Bence öyle. Başka bir koşulda bu rezalete göz yumulması, yol verilmesi mümkün olamaz.
* * *
Şimdi size terörist Osman Öcalan’ın dünkü sözlerinden bir bölümü aynen aktarıyorum. AB gerçeklerini, AB’ye kimlerin umut bağladığını lütfen iyi görün:
‘Ordu ve devlet bürokrasisinde etkili olan ulusal-devletçi Kemalist (Atatürkçü) eğilim, demokratikleşmeyi (Kürtçülüğü) engellemektedir.
Demokratikleşme eğilimi AB’ye üyelik sürecinin hızlanmasıyla birlikte daha fazla etkinlik kazanacak, devletçi-Kemalist eğilim marjinalleşme (giderek saf dışı olma) durumunu yaşayacaktır.’

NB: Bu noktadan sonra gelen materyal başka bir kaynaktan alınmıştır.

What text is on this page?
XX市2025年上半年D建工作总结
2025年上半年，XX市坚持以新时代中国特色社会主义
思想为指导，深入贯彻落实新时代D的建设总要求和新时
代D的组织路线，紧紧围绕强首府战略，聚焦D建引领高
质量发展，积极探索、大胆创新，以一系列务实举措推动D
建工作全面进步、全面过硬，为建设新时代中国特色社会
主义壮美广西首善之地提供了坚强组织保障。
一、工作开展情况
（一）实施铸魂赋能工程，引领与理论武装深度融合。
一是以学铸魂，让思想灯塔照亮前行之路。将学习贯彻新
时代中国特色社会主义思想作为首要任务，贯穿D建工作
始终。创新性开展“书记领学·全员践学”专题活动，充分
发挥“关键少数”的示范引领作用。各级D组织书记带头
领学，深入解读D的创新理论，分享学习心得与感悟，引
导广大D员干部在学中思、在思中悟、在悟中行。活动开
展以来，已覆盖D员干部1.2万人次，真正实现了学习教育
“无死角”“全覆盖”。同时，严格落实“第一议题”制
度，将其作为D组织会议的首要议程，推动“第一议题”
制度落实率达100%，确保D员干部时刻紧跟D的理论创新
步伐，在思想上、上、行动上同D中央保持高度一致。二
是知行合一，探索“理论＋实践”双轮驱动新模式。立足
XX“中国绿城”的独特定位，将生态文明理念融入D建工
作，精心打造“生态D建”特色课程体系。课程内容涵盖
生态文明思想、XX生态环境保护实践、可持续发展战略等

Adına ‘demokratikleşme’ denilen kavram Kürtçülerin, PKK yandaşlarının indinde kendilerine her türlü özgürlüğün sağlanması.
Aynı durum ülkemizdeki İslamcı-şeriatçı-laik cumhuriyet düşmanı kesim için geçerli.
Bunların bütün amacı AB sürecinde büyük kazanımlar elde etmek. Kürtçüler ve İslamcılar, bölücü-şeriatçı akımlar her açıdan özgür olacak!
Atatürkçülük, Kürtçü ve İslamcı kesimin gözündeki en büyük tehlike! Atatürkçülük bu yüzden onların en büyük düşmanı.
AB süreci hızlandığında bu iki kesim için AB iyice bastıracak.
‘Fikir ve ifade özgürlüğü’ kavramının ardına sığınıp istediklerini yapacaklar. Türk Silahlı Kuvvetleri, toplumun en çok güvendiği kurum, zaten saf dışı bırakıldı. AB sürecinde bu daha da hızlanacak ve hiçbir kurum ses veremeyecek. Meydan iyice boşalmış olacak.
Evet, yukarıda yer verdiğim itiraflar Osman Öcalan’a ait. Onlar bile umudu AB’ye bağlamış durumda.
Ders çıkaran çıkarır, çıkarmak istemeyen ise ‘yaşasın AB, bize AB gerekir’ çığlıkları atmayı sürdürür. Karşılarında takla atmaya devam ederiz.
Bu gidişin kimlere hizmet edeceğini bilerek, ya da bilmeyerek!